Warum macht Stefan Raaab z.B. Witze über Menschen, die falsche Aussagen machen, klärt die Zuschauer aber nicht über die Richtigkeit auf?

lg
Eva

    Olaf Sander schrieb am 14.10.2008 um 14:22


    Warum macht Stefan Raaab z.B. Witze über Menschen, die falsche Aussagen machen, klärt die Zuschauer aber nicht über die Richtigkeit auf?


    Raab würde Dir jetzt bestimmt antworten, dass er auf die Intelligenz seiner Zuschauer vertraut und die sich selbst ihr Bild machen müssten.

    Betrachtet ich das Fernsehen als einen Spiegel der Gesellschaft, dann wird mir wirklich flau im Magen. Bei Fernsehen geht es nicht um Qualität. Es geht auch nicht um Tiefe oder gar um Wahrhaftigkeit. Es geht um Manipulation und Einschaltquoten.
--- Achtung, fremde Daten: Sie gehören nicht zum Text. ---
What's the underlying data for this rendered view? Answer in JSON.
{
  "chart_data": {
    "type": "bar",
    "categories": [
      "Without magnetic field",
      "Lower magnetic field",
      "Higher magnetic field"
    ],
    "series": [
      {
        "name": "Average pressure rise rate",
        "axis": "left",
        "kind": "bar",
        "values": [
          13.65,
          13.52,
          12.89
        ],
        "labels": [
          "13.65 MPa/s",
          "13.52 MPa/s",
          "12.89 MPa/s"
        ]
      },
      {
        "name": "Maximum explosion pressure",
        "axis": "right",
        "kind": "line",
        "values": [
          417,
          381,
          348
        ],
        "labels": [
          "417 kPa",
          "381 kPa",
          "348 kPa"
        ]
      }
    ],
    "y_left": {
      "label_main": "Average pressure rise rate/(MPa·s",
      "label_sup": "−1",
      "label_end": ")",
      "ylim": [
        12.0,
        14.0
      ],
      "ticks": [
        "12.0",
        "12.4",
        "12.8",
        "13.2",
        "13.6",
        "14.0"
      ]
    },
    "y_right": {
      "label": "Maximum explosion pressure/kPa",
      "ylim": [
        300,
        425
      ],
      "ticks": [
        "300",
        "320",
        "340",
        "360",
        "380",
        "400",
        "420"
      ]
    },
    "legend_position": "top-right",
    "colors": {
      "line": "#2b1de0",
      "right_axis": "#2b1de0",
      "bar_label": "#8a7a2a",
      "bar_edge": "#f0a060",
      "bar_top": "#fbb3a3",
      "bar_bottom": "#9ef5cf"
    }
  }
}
    Genauso wie in der Politik oder im Marketing oder in der Wissenschaft.

    Letztlich bestimmt die Nachfrage das Angebot. Und genau hier ist der Haken.

    Liebe Grüße

    Olaf

    Stephymeph schrieb am 14.10.2008 um 15:08

    Deshalb schaue ich seit langem nur noch ARTE ;) Leider deprimiert mich das oft, besonders wenn Sendungen über Monsanto und andere Katastrophen kommen. Aber da gehts dann wenigstens um etwas!

    Es geht ja nicht nur um Einschaltquoten. Das Schlimme ist ja, dass dem unbedarften Zuschauer suggeriert wird, es ging tatsächlich um etwas. Erst kürzlich habe ich mich eingehend mit den deutschen Daily Talks befasst (hab darüber meine Abschlussklausur in Soziologie geschrieben). Darin ging es um die Verschränkung von Privatheit und Öffentlichkeit, um um die Frage, ob es die Massenmedien erlauben, über private Probleme authentisch zu verhandeln. Ich habe die Talks nie ernst genommen, fand sie so ganz unterhaltsam-dämlich, aber seit dieser Untersuchung nehme ich sie durchaus ernst - es ist erschreckend, wie wenig das, was dort Privates erzählt wird, tatsächlich als wichtig erachtet wird (ich habe mich mit dem "emanzipativen MOment" unter Gender-Aspekten beschäftigt). Also selbst das, was sie vorgeben zu sein - nämlich eine Show, in der über Privates und Intimes gesprochen wird, wird nicht erfüllt (denn sie bleiben ja doch arg an der Oberfläche und es geht letztlich nur um Rollen, nicht um die individuellen Schicksale, was interessant wäre).

    Was Raab und Co. angeht, also wer den aushält, is schon arg abgestumpft würd ich sagen ;)

    Herbstlicht schrieb am 14.10.2008 um 21:39


    ...wollen wir solche Werte vermittelt auf die breite Masse dulden?


    Das klingt als hätten wir die Macht darüber, oder da irgendeine Möglichkeit etwas zu drehen. Wie stellst Du Dir das vor?
    Eine gebildete "Fernseh-Gegenströmung" gibt es schon lange (z.B. Arte), ebenso wie die Kritik und die Erkenntnis.
    Ich denke im Fernsehen spiegelt sich "nur" wieder was in den Köpfen der Leute passiert, aber es schafft diese Weltsicht auch und bestärkt sie immerfort. Ein schwieriges (nichtlineares) gekoppeltes System, das ich mir nicht zutraue schlüssig zu beschreiben oder zu bewerten.

    Ich habe schon seit Jahren immer weniger ferngesehen und besitze seit ca einem 3/4 Jahr keinen Fernseher mehr.

    Evita schrieb am 26.10.2008 um 11:45

    Ha! Es gibt eine Lösung! Wir manipulieren die Quoten!!! So wie Moritz Bleibtreu in dem Film Free Rainer!

    Ne Spass beiseite aber bitte schaut Euch alle diesen Film an, Prädikat "uneingeschränkt empfehlenswert"!!

    inaktiver User 21849 schrieb am 31.10.2008 um 17:21

    Es geht um Manipulation und Einschaltquoten.


    Das Problem, was jetzt noch dazu kommt, ist, dass es auch um's Quoten/Kosten Verhältnis geht.
    Sieht man schön bei Sat1 durch den Einstieg der Hedgefonds, wo die News trotz solider Quoten einfach mal abgesetzt wurden, da der Unterhalt der eigenständigen Redaktion zu teuer wäre...

    Naja, schaue auch nur noch recht wenig fern, wobei ich finde, dass sich Serien wie Simpsons (eher die alten Folgen),Stromberg, oder Dr. Psycho noch wenigstens etwas vom Einheitsbrei abheben.
    Das Problem ist dabei, dass solche Serien dann nicht so der Quotenbringer sind und immer kurz vor der Absetzung stehen.

    Aber was will man auch erwarten, wenn sich das Publikum anscheinend an den über die ganzen Jahre gesendeten Mist gewöhnt hat?!